Giter Club home page Giter Club logo

claypoole's Introduction

Claypoole: Threadpool tools for Clojure

The claypoole library provides threadpool-based parallel versions of Clojure functions such as pmap, future, and for.

Claypoole is available in the Clojars repository. Just use this leiningen dependency: [com.climate/claypoole "0.2.2"].

Why do you use claypoole?

Claypoole gives us tools to deal with common parallelism issues by letting us use and manage our own threadpools (a.k.a. thread pools).

Clojure has some nice tools for simple parallelism, but they're not a complete solution for doing complex things (such as controlling the level of parallelism). Instead, people tend to fall back on Java. For instance, on http://clojure.org/concurrent_programming, the recommendation is to create an ExecutorService and call its invokeAll method.

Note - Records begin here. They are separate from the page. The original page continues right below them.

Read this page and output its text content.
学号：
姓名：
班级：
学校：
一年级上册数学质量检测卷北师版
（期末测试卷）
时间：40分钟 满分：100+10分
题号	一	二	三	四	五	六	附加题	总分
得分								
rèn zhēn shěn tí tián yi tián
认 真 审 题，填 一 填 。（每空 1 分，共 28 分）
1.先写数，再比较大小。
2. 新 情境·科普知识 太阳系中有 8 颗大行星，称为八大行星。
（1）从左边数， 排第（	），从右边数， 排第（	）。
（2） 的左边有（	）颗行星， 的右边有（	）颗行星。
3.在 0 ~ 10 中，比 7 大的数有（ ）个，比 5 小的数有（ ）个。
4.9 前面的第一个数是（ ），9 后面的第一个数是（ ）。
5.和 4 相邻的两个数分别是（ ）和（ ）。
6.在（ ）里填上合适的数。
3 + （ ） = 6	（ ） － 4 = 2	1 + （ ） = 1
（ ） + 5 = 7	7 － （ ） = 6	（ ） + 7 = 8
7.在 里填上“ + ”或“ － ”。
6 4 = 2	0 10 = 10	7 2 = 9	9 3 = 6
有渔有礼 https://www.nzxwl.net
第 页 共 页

On the other hand, we do not need the flexible building blocks that are core.async; we just want to run some simple tasks in parallel. Similarly, reducers is elegant, but we can't control its level of parallelism.

Essentially, we wanted a pmap function that improves on the original in several ways:

  • We should be able to set the size of the threadpool pmap uses, so it would be tunable for non-CPU-bound tasks like network requests.
  • We should be able to share a threadpool between multiple pmaps to control the amount of simultaneous work we're doing.
  • We would like it to be streaming rather than lazy, so we can start it going and expect it to work in the background without explicitly consuming the results.
  • We would like to be able to do an unordered pmap, so that we can start handling the first response as fast as possible.

How do I use claypoole?

To use claypoole, make a threadpool via threadpool and use it with claypoole's version of one of these standard Clojure functions:

  • future
  • pmap
  • pcalls
  • pvalues
  • for

Instead of lazy sequences, our functions will return eagerly streaming sequences. Such a sequence basically looks like (map deref futures)--all the requested work is being done behind the scenes, and reading the sequence will only block on uncompleted work.

Note that these functions are eager! That's on purpose--we like to be able to start work going and know it'll get done. But if you try to pmap over (range), you're going to have a bad time.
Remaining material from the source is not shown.